I FATTI | Tutto ha inizio intorno alle 19 di un sabato festivo. È il giorno della festa della Repubblica e alla Tenenza dei carabinieri di Rosarno si presenta un cittadino extracomunitario Madou Foune Fofanà. È agitato e riferisce ai militari di essere presi a fucilate mentre insieme ad un altri suoi amici erano intenti a “prelevare” delle lamiere di ferro da una fabbrica abbandonata lungo la statale 18 verso Nicotera. Un colpo d’arma da fuoco in particolare feriva uno dei suoi amici.
Immediatamente veniva localizzata la fabbrica in questione descritta da Madou e alle 19.35 i militari arrivavano sul posto dove trovavano un altro extracomunitario identificato di Madhieri Drame. Era quest’ultimo a condurre i carabinieri verso il luogo dove si trovava il migrante ferito, ovvero Soumalya Sacko. Era disteso in una pozza di sangue ed in agonia, respirava affannosamente e muoveva le braccia come per richiamare aiuto lamentandosi per il dolore. Si procedeva così ad allertare il 118 che giungeva sul posto alle 19.55. Vista l’impossibilità di far intervenire l’elisoccorso, Sacko veniva quindi trasferito in ambulanza all’ospedale di Reggio Calabria dove moriva alle 22.15 a causa delle ferite riportate.

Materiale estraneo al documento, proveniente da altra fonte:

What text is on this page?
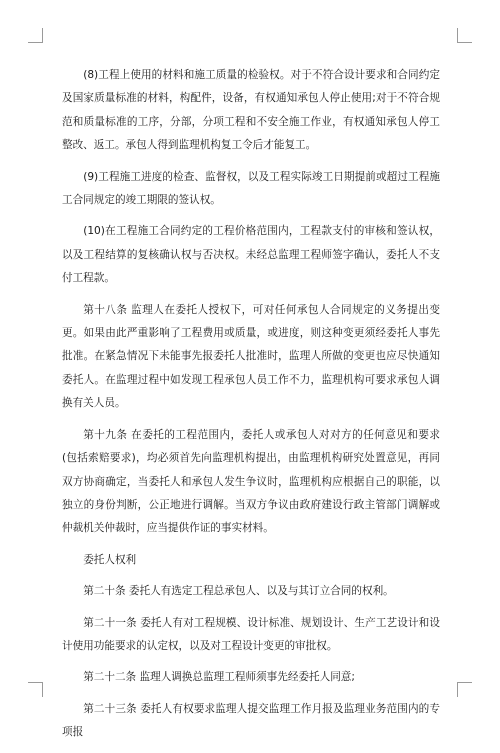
(8)工程上使用的材料和施工质量的检验权。对于不符合设计要求和合同约定及国家质量标准的材料，构配件，设备，有权通知承包人停止使用;对于不符合规范和质量标准的工序，分部，分项工程和不安全施工作业，有权通知承包人停工整改、返工。承包人得到监理机构复工令后才能复工。

(9)工程施工进度的检查、监督权，以及工程实际竣工日期提前或超过工程施工合同规定的竣工期限的签认权。

(10)在工程施工合同约定的工程价格范围内，工程款支付的审核和签认权，以及工程结算的复核确认权与否决权。未经总监理工程师签字确认，委托人不支付工程款。

第十八条 监理人在委托人授权下，可对任何承包人合同规定的义务提出变更。如果由此严重影响了工程费用或质量，或进度，则这种变更须经委托人事先批准。在紧急情况下未能事先报委托人批准时，监理人所做的变更也应尽快通知委托人。在监理过程中如发现工程承包人员工作不力，监理机构可要求承包人调换有关人员。

第十九条 在委托的工程范围内，委托人或承包人对对方的任何意见和要求(包括索赔要求)，均必须首先向监理机构提出，由监理机构研究处置意见，再同双方协商确定，当委托人和承包人发生争议时，监理机构应根据自己的职能，以独立的身份判断，公正地进行调解。当双方争议由政府建设行政主管部门调解或仲裁机关仲裁时，应当提供作证的事实材料。

委托人权利

第二十条 委托人有选定工程总承包人、以及与其订立合同的权利。

第二十一条 委托人有对工程规模、设计标准、规划设计、生产工艺设计和设计使用功能要求的认定权，以及对工程设计变更的审批权。

第二十二条 监理人调换总监理工程师须事先经委托人同意;

第二十三条 委托人有权要求监理人提交监理工作月报及监理业务范围内的专项报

I due migranti sfuggiti ai colpi di fucile sparati da un collinetta sovrastante la fabbrica raccontano ai carabinieri tutti i particolari dell’azione di fuoco. Drame, che parla fluentemente la lingua italiana, è preciso e dettagliato nel descrivere la dinamica degli eventi. Raccontano di essersi recato in località “Tranquilla” unitamente a Sacko per “recuperare” le lamiere dei tetti del capannone abbandonato per poi impiegarli nella costruzione di alcune baracche nella tendopoli di San Ferdinando.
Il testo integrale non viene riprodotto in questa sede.